We have three main datasets:
(The datasets screaped from reddit).
- 1- A dataset with submissions & comments data (2019).
- 2- Users Data (from 2006 to 2019).
- 3- A merged dataset (submissions & comments data, users data).
- 4- Daily creation data (# of accounts created per day from 2006 to 2019)
#import dependencies
import numpy as np
import pandas as pd
import matplotlib.pyplot as plt
import seaborn as sb
import helpers
import matplotlib.dates as mdates
import plotly.express as px
import plotly.graph_objects as go
import re
import warnings
warnings.filterwarnings('ignore')
sb.set_style("darkgrid")
%matplotlib inline
# load data
df = pd.read_csv("cleaned_data/reddit_cleaned_2019.csv")
df_merged = pd.read_csv("cleaned_data/reddit_merged_2019.csv")
# convert to datetime
df.created_at = pd.to_datetime(df.created_at)
df_merged.created_at = pd.to_datetime(df_merged.created_at)

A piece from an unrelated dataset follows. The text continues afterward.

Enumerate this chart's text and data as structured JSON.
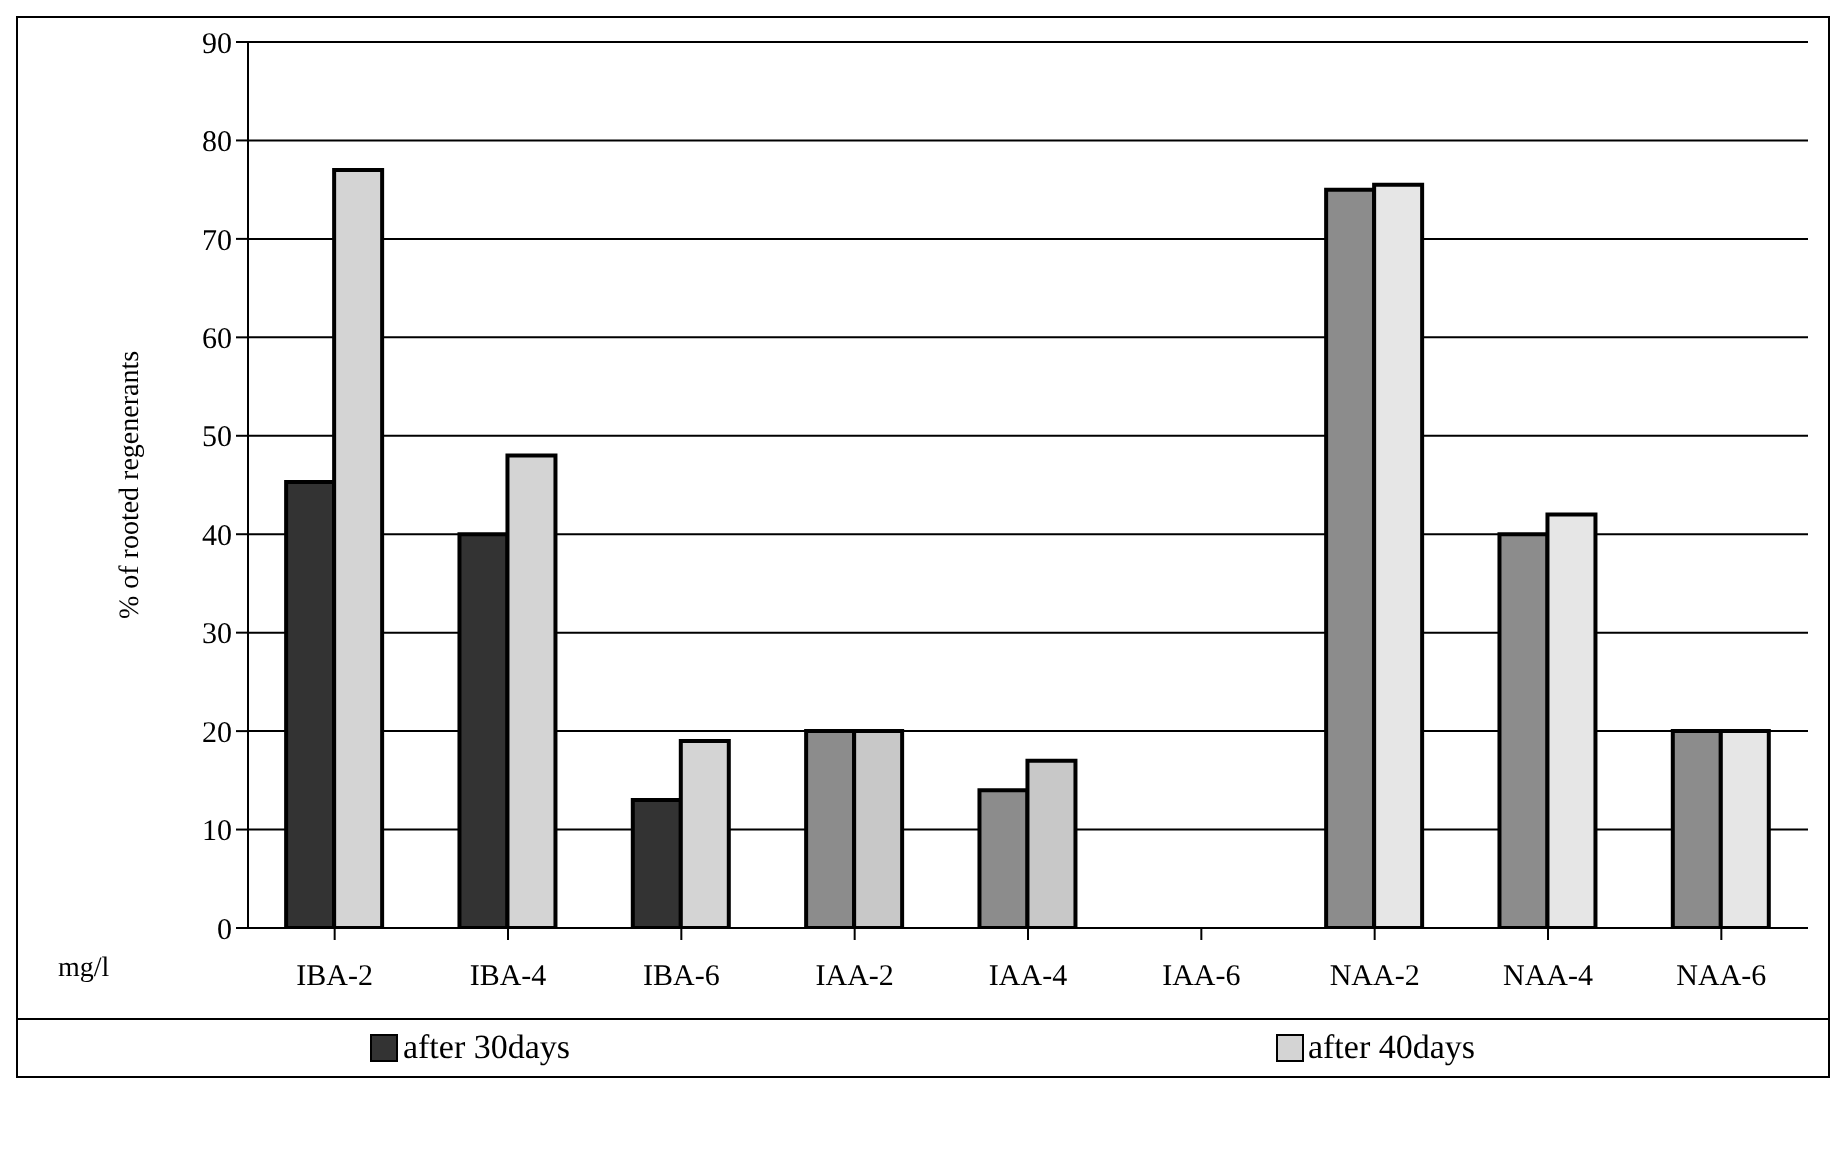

df_merged.user_created_at = pd.to_datetime(df_merged.user_created_at)
print(df.shape)
df.head(2);
(23678, 17)
print(df_merged.shape)
df_merged.head(2);
(23678, 24)
# Filter on banned accounts
df_banned = df_merged[df_merged['is_banned']]
print(df_banned.shape)
df_banned.head(2);
(1875, 24)
Note: we only have user names for the banned accounts
# Filter on unverified accounts
df_unverified = df_merged[~df_merged['has_verified_email']]
print(df_unverified.shape)
df_unverified.head(2);
(2819, 24)
# Filter on Accounts created in 2018
df_18 = df_merged[df_merged['user_created_at'].dt.year == 2018]
print(df_18.shape)
df_18.head(2);
(3357, 24)
# Filter on Accounts created in 2019
df_19 = df_merged[df_merged['user_created_at'].dt.year == 2019]
print(df_19.shape)
df_19.head(2);
(2270, 24)
peak_day = '2019-03-15'
# Filter on Peak Day
df_peak = df_merged[df_merged['created_at'].dt.date.astype('str') == peak_day]
df_peak_submissions = df_peak.query("submission_comment == 'submission'")
# Filter on Peak Day For Unverified accounts
df_unverified_peak = df_unverified[df_unverified['created_at'].dt.date.astype('str') == peak_day]
df_unverified_peak_submissions = df_unverified_peak.query("submission_comment == 'submission'")
# Filter on Submissions
df_submissions = df_merged.query("submission_comment == 'submission'")
df_unverified_submissions = df_unverified.query("submission_comment == 'submission'")
colors = px.colors.qualitative.T10
fig = px.pie(df_merged.banned_unverified.value_counts().to_frame().reset_index(),
values='banned_unverified', names='index', color_discrete_sequence = colors,
title = 'Contributions of banned / unverified /others in 2019')
fig.update_traces(textposition='inside', textinfo='percent+label+value')
fig.show()